David Grantham, a city principal civil engineer, said at the August 16 city council meeting that while some people will be happy with the streets chosen, other residents will be upset that streets in the neighborhood weren’t selected.

“There is a method to my madness,” he said. “I wanted to pick streets to be as equitable as I can throughout the city, which is what we try to do every year.”

Several residents came out to the meeting to speak on street repairs.

Jeanene Donnelly, who lives in theMeredith Manor residential community and serves on their board of directors, said Fullerton has for years distributed road repair money unevenly throughout the city.

“I’m very sad that it came to this – where we have to beg the city council to repave our street that has deep cracks (and is) crumbling into bits (puting) residents, contractors, visitors in jeopardy of falling down and hurting themselves. We are taxpayers in the city,” she said, supporting Pomona Avenue repairs.

Donnelly also noted that an elderly resident and a girl have fallen because of the large cracks and she herself almost fell.

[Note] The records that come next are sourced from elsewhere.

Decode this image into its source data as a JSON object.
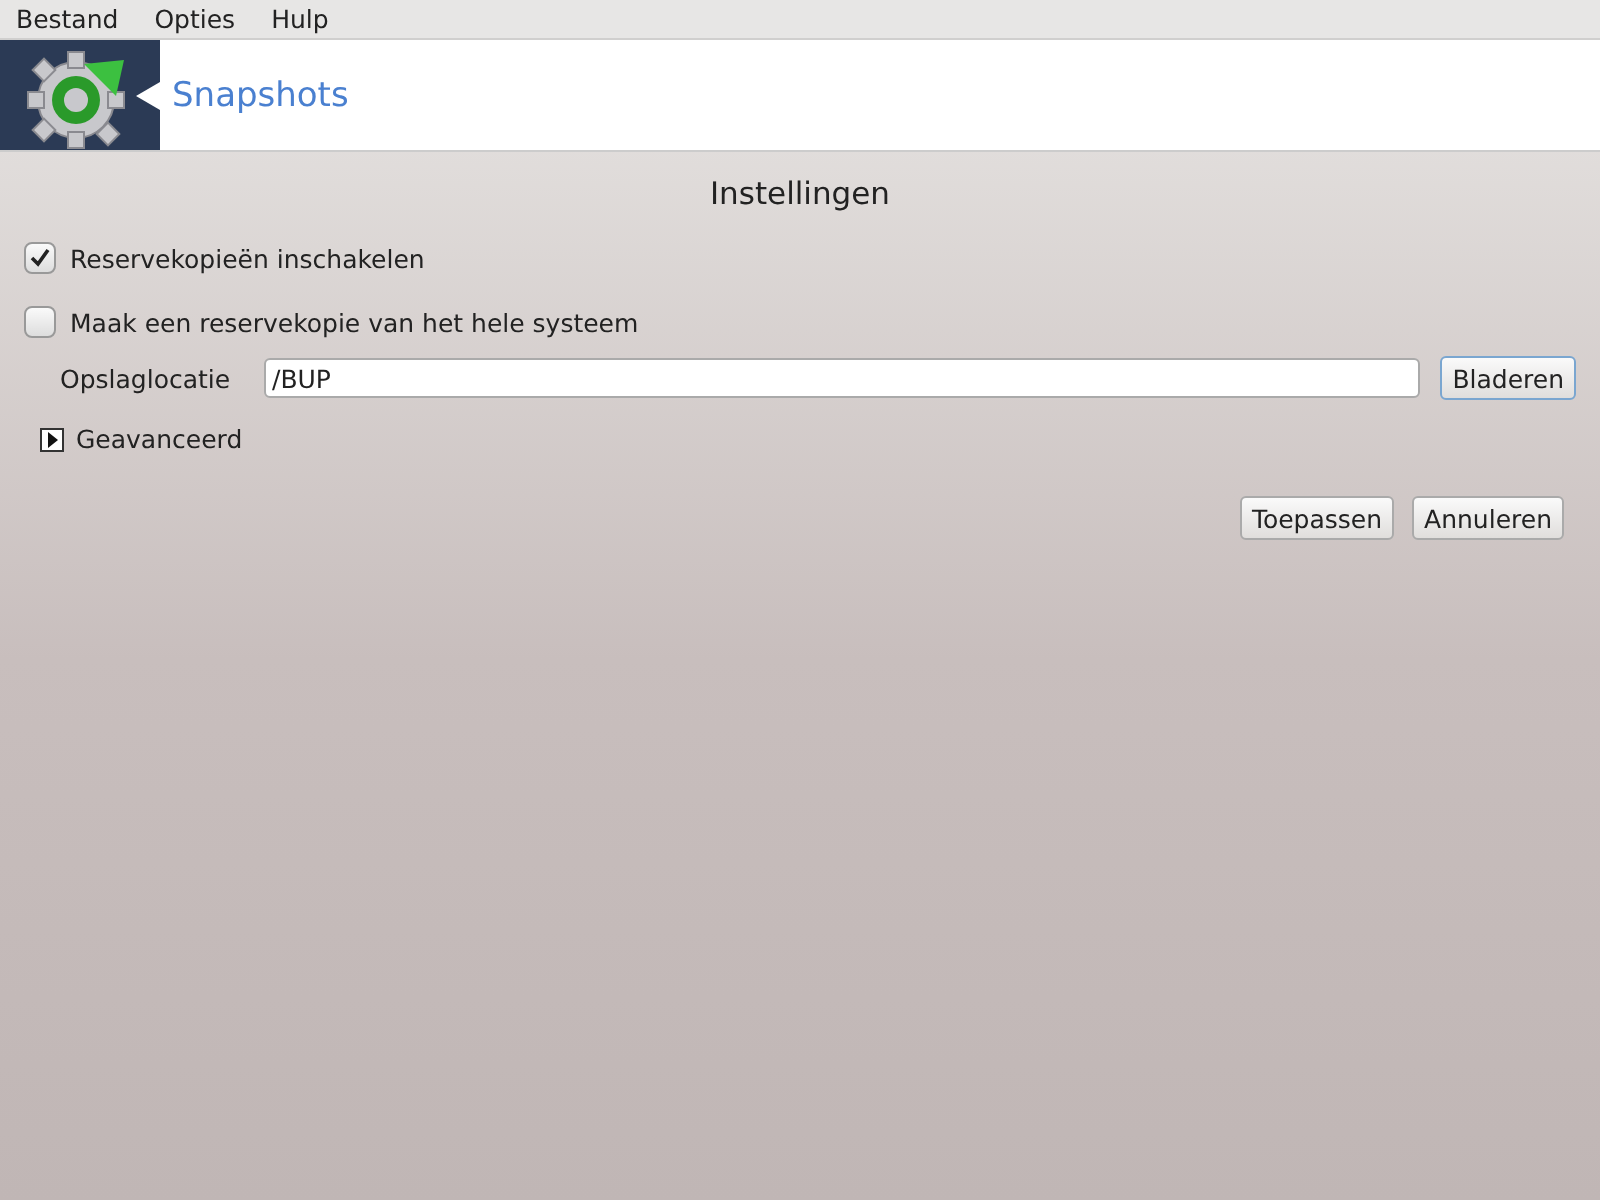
{
  "menu": [
    {
      "label": "Bestand"
    },
    {
      "label": "Opties"
    },
    {
      "label": "Hulp"
    }
  ],
  "header": {
    "title": "Snapshots"
  },
  "section_title": "Instellingen",
  "options": [
    {
      "label": "Reservekopieën inschakelen",
      "checked": true
    },
    {
      "label": "Maak een reservekopie van het hele systeem",
      "checked": false
    }
  ],
  "storage": {
    "label": "Opslaglocatie",
    "value": "/BUP",
    "button": "Bladeren"
  },
  "advanced": {
    "label": "Geavanceerd",
    "expanded": false
  },
  "buttons": [
    "Toepassen",
    "Annuleren"
  ]
}
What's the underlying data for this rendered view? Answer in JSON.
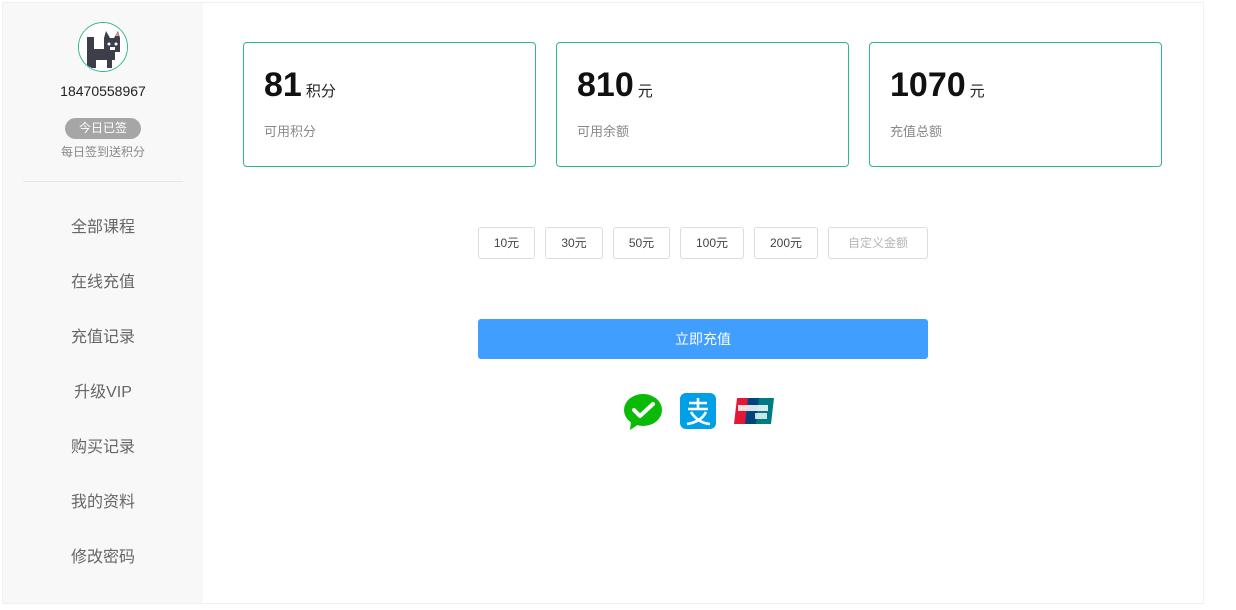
{
  "user": {
    "phone": "18470558967",
    "sign_status": "今日已签",
    "sign_tip": "每日签到送积分"
  },
  "sidebar": {
    "items": [
      {
        "label": "全部课程"
      },
      {
        "label": "在线充值"
      },
      {
        "label": "充值记录"
      },
      {
        "label": "升级VIP"
      },
      {
        "label": "购买记录"
      },
      {
        "label": "我的资料"
      },
      {
        "label": "修改密码"
      }
    ]
  },
  "stats": [
    {
      "value": "81",
      "unit": "积分",
      "label": "可用积分"
    },
    {
      "value": "810",
      "unit": "元",
      "label": "可用余额"
    },
    {
      "value": "1070",
      "unit": "元",
      "label": "充值总额"
    }
  ],
  "amount_options": [
    "10元",
    "30元",
    "50元",
    "100元",
    "200元"
  ],
  "custom_amount_placeholder": "自定义金额",
  "recharge_button": "立即充值",
  "payment_methods": [
    {
      "icon": "wechat-pay-icon",
      "color": "#09bb07"
    },
    {
      "icon": "alipay-icon",
      "color": "#00a0e9"
    },
    {
      "icon": "unionpay-icon",
      "color": "#e21836"
    }
  ],
  "colors": {
    "accent_green": "#2fb887",
    "primary_blue": "#409eff",
    "sidebar_bg": "#f8f8f8"
  }
}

Other Meredith Manor residents echoed similar concerns and called for the alleyway near their home to be repaved.

“The alleyways have also been, actually, to some extent there, they’re just as bad or worse than the street itself. In fact, the asphalt is deteriorating at such a rate, that it’s not only getting holes, but it’s turning into a gravel road instead of a paved road,” said resident Lush.

The alleys will not yet be a part of the repairs, although Grantham said his preference was to include the alleys and there was an effort by Councilman Ahmed Zahra to include those alleys in the repairs.

“Those alleyways are really so bad that there’s a liability issue for us because of the residents who live there and I’d like us to just complete that section of our city and move on,” Zahra said, calling for the alleyways to be added to the repairs.

Councilman Jesus Silva spoke against steering money away from other streets and to the alleys that are only used by those residents.

“Our streets are in terrible shape, no doubt about it,” Silva said. “I would rather put money in where we’re going to be able to fix a street that has public access.”

A large pothole on Washington Avenue in Fullerton on Saturday, Sept. 17, 2022. Credit: Zia Bella Blair

The contracts for the repairs will come back to the council for a vote at which time officials can reconsider including the alleyways, Grantham said.

Other funding for the street repairs comes from the state gas tax, grants and other pockets of money allocated for street improvements in the Capital improvement program budget each year.

Meanwhile, Fullerton’s budget has been in a freefall since the pandemic hit.

Back in December, council members voted to cut spending by 2.5%, keep some city positions vacant and steer $12 million of the federal bailout money towards backfilling lost tax revenue.

[Read: Fullerton City Council Cuts Spending, Uses Federal Bailout Money to Backfill Lost Revenue]

Some of the money for the repairs is coming from the American Rescue Plan Act (ARPA), a federal bailout bill that sent $350 billion dollars to state, county, local, territorial and tribal governments to help address the financial impacts caused by the COVID-19 pandemic.

[Read: Here’s How Orange County’s 3 Biggest Cities Spent Their Latest COVID Bailout Money]

Fullerton received nearly $33 million as part of their ARPA share and allocated about $13 million  over the span of three fiscal years for street repairs – $2.1 million last year, $5.5 million this year and $5.5 million next year, according to a staff powerpoint.

Whitaker said the reason the city is able to make improvements to residential streets is because of the ARPA money.

“It’s really good to see us making a little bit of headway in these areas,” he said. “We need to accelerate it.”